Conselho LGBT vai representar contra deputado por homofobia
Gilberto Cattani, do PSL, divulgou imagem com texto dizendo que ser gay é uma escolha
Presidente do Conselho Municipal de Combate à Homofobia, o colunista social Valdomiro Arruda afirmou que vai representar o deputado estadual Gilberto Cattani (PSL) no Ministério Público Estadual por homofobia.
Nesta quarta-feira (19), Cattani postou em sua conta no Instagram uma imagem com os dizeres: "Ser homofóbico é uma escolha. Ser gay também", antecedido pela hashtag “Está dito moçada”. Bolsonarista, Cattani se classifica como “patriota, conservador e cristão”.
A postagem foi feita na semana em que é celebrado o dia de Combate a Homofobia, 17 de abril. Ao MidiaNews, Valdomiro afirmou que já conversou com o promotor de Justiça Henrique Schneider, a quem será encaminhada uma representação nos próximos dias.
Após receber a representação, o promotor vai decidir se abre investigação contra o parlamentar.
“O Conselho quer que ele se retrate. Não somos obrigados a ler o que ele escreve sobre a LGBTQI+. Se ele quer respeito, que ele dê o respeito para a gente, também. Quero dizer para ele que ser homofóbico é crime. Ser gay, não!”.
“É um deputado que não aparece, não tem leis, pode olhar lá. Ele não faz nada pelo Estado de Mato Grosso. Então, ele precisa de mídia e faz esses ataques. Porque esses ataques aparecem”, emendou.
Valdomiro ainda falou que o pedido será formalizado por outras entidades de classe.
“Já estamos providenciado a nossa representação e outras entidades também vão fazer isso no Ministério Público.
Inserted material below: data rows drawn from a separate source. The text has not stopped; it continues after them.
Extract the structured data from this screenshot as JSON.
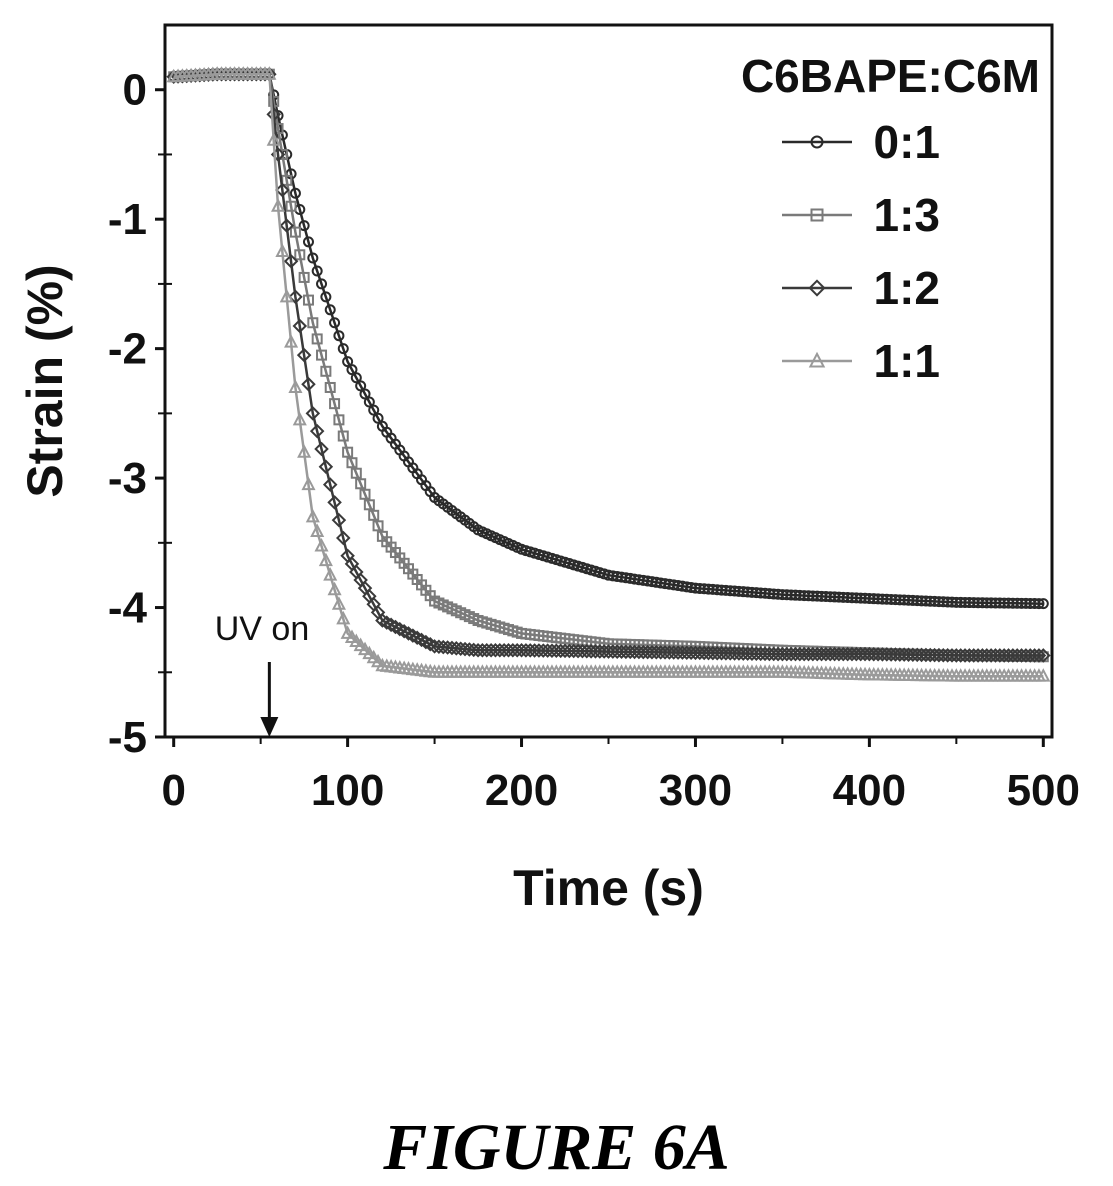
{
  "caption": "FIGURE 6A",
  "chart_data": {
    "type": "scatter",
    "xlabel": "Time (s)",
    "ylabel": "Strain (%)",
    "xlim": [
      -5,
      505
    ],
    "ylim": [
      -5,
      0.5
    ],
    "xticks": [
      0,
      100,
      200,
      300,
      400,
      500
    ],
    "yticks": [
      0,
      -1,
      -2,
      -3,
      -4,
      -5
    ],
    "xtick_labels": [
      "0",
      "100",
      "200",
      "300",
      "400",
      "500"
    ],
    "ytick_labels": [
      "0",
      "-1",
      "-2",
      "-3",
      "-4",
      "-5"
    ],
    "grid": false,
    "legend": {
      "title": "C6BAPE:C6M",
      "position": "top-right"
    },
    "annotation": {
      "text": "UV on",
      "x": 55,
      "arrow_to_y": -5
    },
    "series": [
      {
        "name": "0:1",
        "marker": "circle",
        "color": "#2a2a2a",
        "x": [
          0,
          25,
          55,
          60,
          70,
          80,
          100,
          120,
          150,
          175,
          200,
          250,
          300,
          350,
          400,
          450,
          500
        ],
        "y": [
          0.1,
          0.12,
          0.12,
          -0.2,
          -0.8,
          -1.3,
          -2.1,
          -2.6,
          -3.15,
          -3.4,
          -3.55,
          -3.75,
          -3.85,
          -3.9,
          -3.93,
          -3.96,
          -3.97
        ]
      },
      {
        "name": "1:3",
        "marker": "square",
        "color": "#7a7a7a",
        "x": [
          0,
          25,
          55,
          60,
          70,
          80,
          100,
          120,
          150,
          175,
          200,
          250,
          300,
          350,
          400,
          450,
          500
        ],
        "y": [
          0.1,
          0.12,
          0.12,
          -0.3,
          -1.1,
          -1.8,
          -2.8,
          -3.45,
          -3.95,
          -4.1,
          -4.2,
          -4.28,
          -4.3,
          -4.33,
          -4.35,
          -4.37,
          -4.38
        ]
      },
      {
        "name": "1:2",
        "marker": "diamond",
        "color": "#3a3a3a",
        "x": [
          0,
          25,
          55,
          60,
          70,
          80,
          100,
          120,
          150,
          175,
          200,
          250,
          300,
          350,
          400,
          450,
          500
        ],
        "y": [
          0.1,
          0.12,
          0.12,
          -0.5,
          -1.6,
          -2.5,
          -3.6,
          -4.1,
          -4.3,
          -4.33,
          -4.33,
          -4.34,
          -4.35,
          -4.36,
          -4.36,
          -4.37,
          -4.37
        ]
      },
      {
        "name": "1:1",
        "marker": "triangle",
        "color": "#9a9a9a",
        "x": [
          0,
          25,
          55,
          60,
          70,
          80,
          100,
          120,
          150,
          175,
          200,
          250,
          300,
          350,
          400,
          450,
          500
        ],
        "y": [
          0.1,
          0.12,
          0.12,
          -0.9,
          -2.3,
          -3.3,
          -4.2,
          -4.45,
          -4.5,
          -4.5,
          -4.5,
          -4.5,
          -4.5,
          -4.5,
          -4.52,
          -4.53,
          -4.53
        ]
      }
    ]
  }
}
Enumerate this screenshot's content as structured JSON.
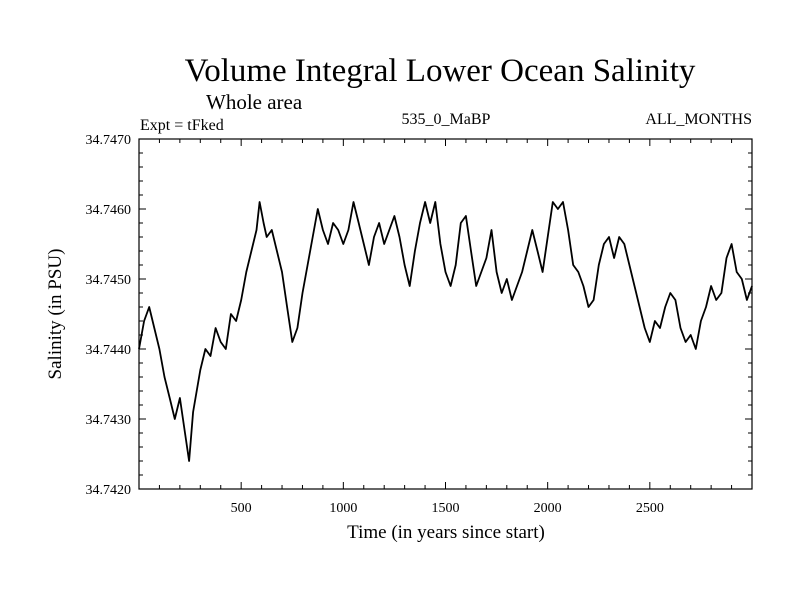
{
  "chart_data": {
    "type": "line",
    "title": "Volume Integral Lower Ocean Salinity",
    "subtitle": "Whole area",
    "experiment_label": "Expt = tFked",
    "period_label": "535_0_MaBP",
    "months_label": "ALL_MONTHS",
    "xlabel": "Time (in years since start)",
    "ylabel": "Salinity (in PSU)",
    "xlim": [
      0,
      3000
    ],
    "ylim": [
      34.742,
      34.747
    ],
    "xticks": [
      500,
      1000,
      1500,
      2000,
      2500
    ],
    "xtick_labels": [
      "500",
      "1000",
      "1500",
      "2000",
      "2500"
    ],
    "yticks": [
      34.742,
      34.743,
      34.744,
      34.745,
      34.746,
      34.747
    ],
    "ytick_labels": [
      "34.7420",
      "34.7430",
      "34.7440",
      "34.7450",
      "34.7460",
      "34.7470"
    ],
    "grid": false,
    "series": [
      {
        "color": "#000000",
        "x": [
          0,
          25,
          50,
          75,
          100,
          125,
          150,
          175,
          200,
          225,
          245,
          265,
          300,
          325,
          350,
          375,
          400,
          425,
          450,
          475,
          500,
          525,
          550,
          575,
          590,
          610,
          625,
          650,
          675,
          700,
          725,
          750,
          775,
          800,
          825,
          850,
          875,
          900,
          925,
          950,
          975,
          1000,
          1025,
          1050,
          1075,
          1100,
          1125,
          1150,
          1175,
          1200,
          1225,
          1250,
          1275,
          1300,
          1325,
          1350,
          1375,
          1400,
          1425,
          1450,
          1475,
          1500,
          1525,
          1550,
          1575,
          1600,
          1625,
          1650,
          1675,
          1700,
          1725,
          1750,
          1775,
          1800,
          1825,
          1850,
          1875,
          1900,
          1925,
          1950,
          1975,
          2000,
          2025,
          2050,
          2075,
          2100,
          2125,
          2150,
          2175,
          2200,
          2225,
          2250,
          2275,
          2300,
          2325,
          2350,
          2375,
          2400,
          2425,
          2450,
          2475,
          2500,
          2525,
          2550,
          2575,
          2600,
          2625,
          2650,
          2675,
          2700,
          2725,
          2750,
          2775,
          2800,
          2825,
          2850,
          2875,
          2900,
          2925,
          2950,
          2975,
          3000
        ],
        "values": [
          34.744,
          34.7444,
          34.7446,
          34.7443,
          34.744,
          34.7436,
          34.7433,
          34.743,
          34.7433,
          34.7428,
          34.7424,
          34.7431,
          34.7437,
          34.744,
          34.7439,
          34.7443,
          34.7441,
          34.744,
          34.7445,
          34.7444,
          34.7447,
          34.7451,
          34.7454,
          34.7457,
          34.7461,
          34.7458,
          34.7456,
          34.7457,
          34.7454,
          34.7451,
          34.7446,
          34.7441,
          34.7443,
          34.7448,
          34.7452,
          34.7456,
          34.746,
          34.7457,
          34.7455,
          34.7458,
          34.7457,
          34.7455,
          34.7457,
          34.7461,
          34.7458,
          34.7455,
          34.7452,
          34.7456,
          34.7458,
          34.7455,
          34.7457,
          34.7459,
          34.7456,
          34.7452,
          34.7449,
          34.7454,
          34.7458,
          34.7461,
          34.7458,
          34.7461,
          34.7455,
          34.7451,
          34.7449,
          34.7452,
          34.7458,
          34.7459,
          34.7454,
          34.7449,
          34.7451,
          34.7453,
          34.7457,
          34.7451,
          34.7448,
          34.745,
          34.7447,
          34.7449,
          34.7451,
          34.7454,
          34.7457,
          34.7454,
          34.7451,
          34.7456,
          34.7461,
          34.746,
          34.7461,
          34.7457,
          34.7452,
          34.7451,
          34.7449,
          34.7446,
          34.7447,
          34.7452,
          34.7455,
          34.7456,
          34.7453,
          34.7456,
          34.7455,
          34.7452,
          34.7449,
          34.7446,
          34.7443,
          34.7441,
          34.7444,
          34.7443,
          34.7446,
          34.7448,
          34.7447,
          34.7443,
          34.7441,
          34.7442,
          34.744,
          34.7444,
          34.7446,
          34.7449,
          34.7447,
          34.7448,
          34.7453,
          34.7455,
          34.7451,
          34.745,
          34.7447,
          34.7449
        ]
      }
    ]
  }
}
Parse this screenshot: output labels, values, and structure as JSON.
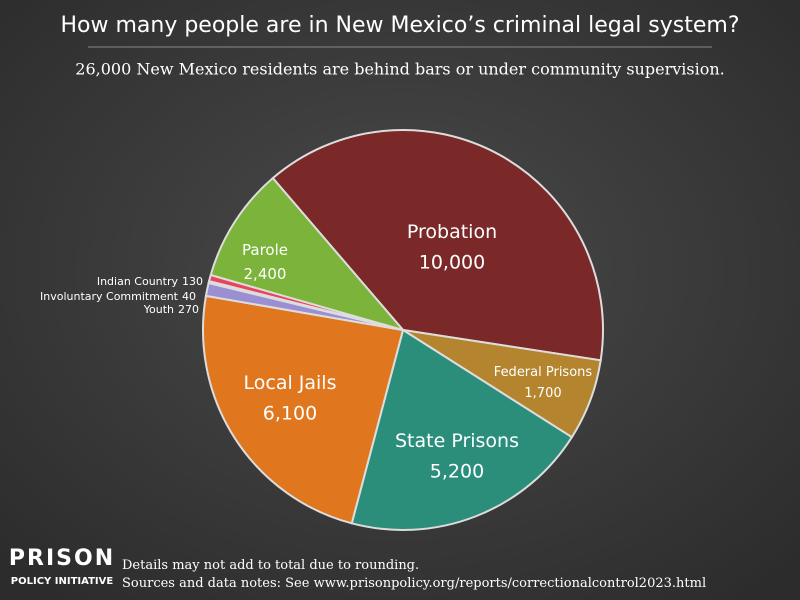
{
  "chart_data": {
    "type": "pie",
    "title": "How many people are in New Mexico’s criminal legal system?",
    "subtitle": "26,000 New Mexico residents are behind bars or under community supervision.",
    "categories": [
      "Probation",
      "Federal Prisons",
      "State Prisons",
      "Local Jails",
      "Youth",
      "Involuntary Commitment",
      "Indian Country",
      "Parole"
    ],
    "values": [
      10000,
      1700,
      5200,
      6100,
      270,
      40,
      130,
      2400
    ],
    "value_labels": [
      "10,000",
      "1,700",
      "5,200",
      "6,100",
      "270",
      "40",
      "130",
      "2,400"
    ],
    "colors": [
      "#7a2828",
      "#b4852e",
      "#2a8e7b",
      "#e0771f",
      "#9a8fd2",
      "#c83a6a",
      "#e8445c",
      "#7cb33a"
    ]
  },
  "footer": {
    "logo_top": "PRISON",
    "logo_bottom": "POLICY INITIATIVE",
    "notes": [
      "Details may not add to total due to rounding.",
      "Sources and data notes: See www.prisonpolicy.org/reports/correctionalcontrol2023.html"
    ]
  }
}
Cada um com a sua versão”, disse.
É crime
O Supremo Tribunal Federal em 2019 equiparou a homofobia e a transfobia aos dispositivos da lei 7.716 de 1989, que trata de discriminação e preconceito.
Consta na legislação que “serão punidos, na forma desta lei, os crimes resultantes de discriminação ou preconceito de raça, cor, etnia, religião ou procedência nacional”.
O artigo 20 ainda define como crime “praticar, induzir ou incitar a discriminação ou preconceito de raça, cor, etnia, religião ou procedência nacional”.
A pena vai de um a três anos de reclusão e multa.
O outro lado
A reportagem tentou contato com o deputado Cattani para falar sobre a postagem, mas ele não atendeu e nem retornou a ligação telefônica.